All that to say… J.J. Barea gets credit for being a good backup point guard, but not nearly enough credit for being what he actually is, which is a complete basketball enigma. His numbers don’t jump off the page, but they’ve been amazingly consistent, even as he’s waded into “Old Man Barea” territory. Hell, there’s even a good case that his 2017-18 season at age 33 was the best of his career.

And through all of it, there’s just something so… Maverick-y about Barea. He just has that Yeehaw jeux ne se qua. The “teX” factor. So indelible to the Dirk-era Dallas teams is Barea, that if not for his three years post-championship spent in Minnesota, I think he’d be a shoe-in for the ring of honor.

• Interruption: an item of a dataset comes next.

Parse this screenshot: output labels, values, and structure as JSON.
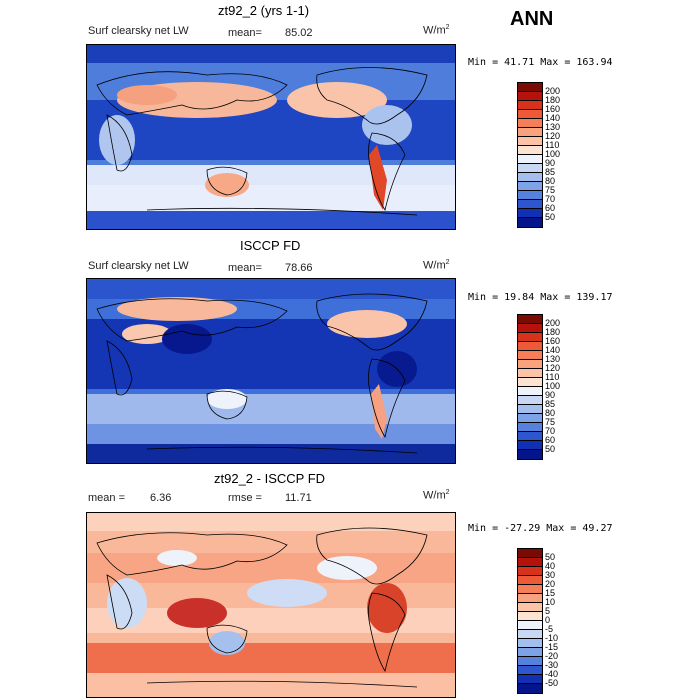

The etymology of what it means to be a “Carlise guy” will eventually be traced back to J.J. That is, a heady, over-achieving role player who knows how to give the coach exactly what he’s looking for. It could be anything from settling down a discombobulated offense after one too many turnovers, or as a spark plug who can make the right pass and inject energy into a lethargic flow scheme. When we ask for a player to be “the next Barea,” the shoes we’re asking him to fill aren’t quite the Nowitzki-sized Nikes that Luka finds himself standing in, but they do have their own unique weight and importance to them. Because we’re asking someone to replace a player who was one of a kind. Like a pair of crocodile-skin Doc Martens. J.J. Barea is a Maverick Miracle, and people should remember that.